Prime Minister Narendra Modi announced on Wednesday that India had successfully tested a ballistic anti-satellite weapon by destroying a satellite in orbit. The announcement comes just as India is about to head into elections, and days after reaching a fragile pause in a series of military exchanges with neighboring Pakistan. The action is seen as a potential game changer for the balance of power in the region, with India now essentially having the ability to “blind” Pakistan to military movements and disrupt communications.
While much of the world was paying scant attention, India and Pakistan spent the latter half of February dancing very close to the line of all-out war. On Feb 14, a suicide bomber identified as being part of an Islamist group based in Pakistan attacked a police convoy of security vehicles in the Pulwama district of India, resulting in 40 deaths. After a series of protests, counterprotests, and small-scale skirmishes, a dozen Mirage fighter jets from the Indian Air Force crossed into Pakistan on Feb. 26 and dropped bombs on what was claimed to be a militant training base. The death toll from that attack was estimated to be around 300. Pakistan scrambled its own jets to pursue the Indian planes. The next day, Pakistani fighters crossed into Indian air space, and dropped bombs on unidentified targets. India responded, and in a series of dogfights that slid across borders, an Indian jet was shot down over Pakistani territory and the pilot taken prisoner.
At the beginning of March, Pakistan returned the pilot, a move that was seen as a step toward de-escalating a series of events that were rapidly sliding toward broad conflict.
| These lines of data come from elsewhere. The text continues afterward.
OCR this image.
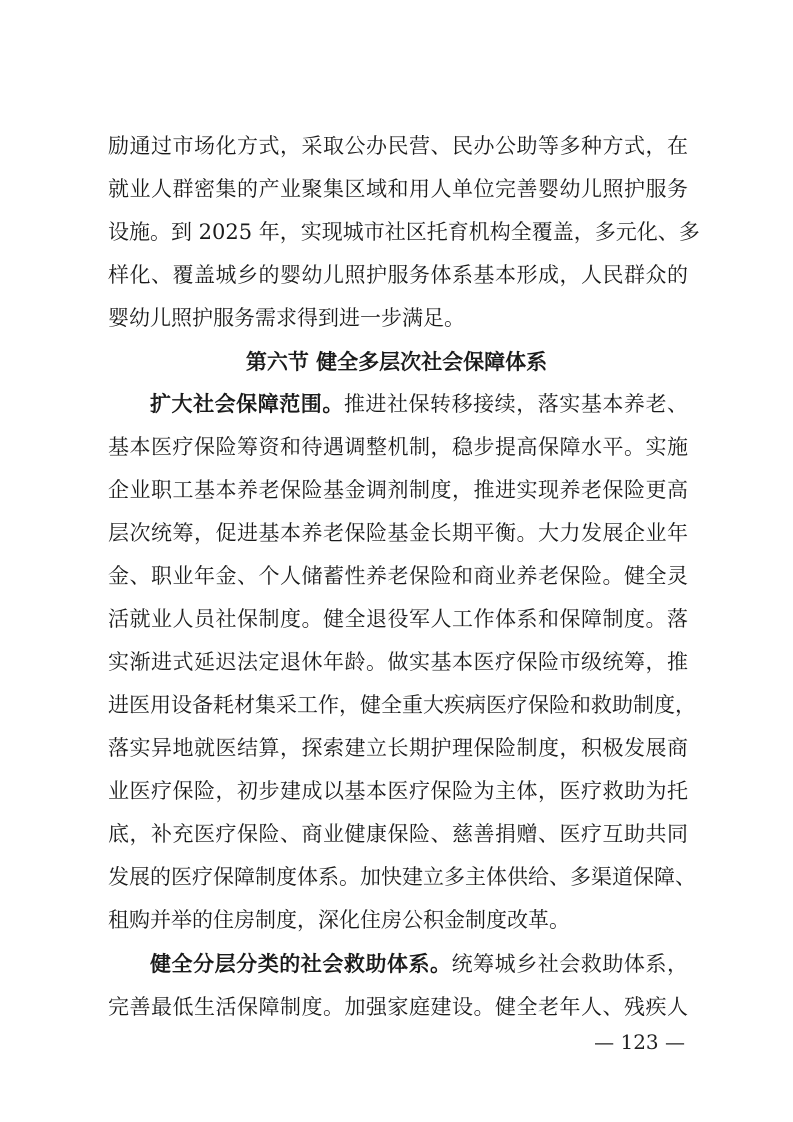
励通过市场化方式，采取公办民营、民办公助等多种方式，在
就业人群密集的产业聚集区域和用人单位完善婴幼儿照护服务
设施。到 2025 年，实现城市社区托育机构全覆盖，多元化、多
样化、覆盖城乡的婴幼儿照护服务体系基本形成，人民群众的
婴幼儿照护服务需求得到进一步满足。
第六节 健全多层次社会保障体系
扩大社会保障范围。推进社保转移接续，落实基本养老、
基本医疗保险筹资和待遇调整机制，稳步提高保障水平。实施
企业职工基本养老保险基金调剂制度，推进实现养老保险更高
层次统筹，促进基本养老保险基金长期平衡。大力发展企业年
金、职业年金、个人储蓄性养老保险和商业养老保险。健全灵
活就业人员社保制度。健全退役军人工作体系和保障制度。落
实渐进式延迟法定退休年龄。做实基本医疗保险市级统筹，推
进医用设备耗材集采工作，健全重大疾病医疗保险和救助制度，
落实异地就医结算，探索建立长期护理保险制度，积极发展商
业医疗保险，初步建成以基本医疗保险为主体，医疗救助为托
底，补充医疗保险、商业健康保险、慈善捐赠、医疗互助共同
发展的医疗保障制度体系。加快建立多主体供给、多渠道保障、
租购并举的住房制度，深化住房公积金制度改革。
健全分层分类的社会救助体系。统筹城乡社会救助体系，
完善最低生活保障制度。加强家庭建设。健全老年人、残疾人
— 123 —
However, tensions have remained high, with both nations directing massive amounts of weapons toward their neighbor. On March 5, the Pakistani navy said it had detected and repelled an Indian submarine entering Pakstani coastal waters, a charge which India has denied.
The pending elections in India have brought an additional level of internal tension to the situation, and Modi pushing the anti-satellite weapon can be, and certainly will be, read as a provocation that challenges Pakistan on technical grounds. Modi has declared the successful shoot down as a “moment of national pride” and an event having “historic impact on generations to come.”
The action will certainly be seen as a threat to other Asian powers, especially China, as India becomes the fourth nation to demonstrate anti-satellite technology in the race to militarize space.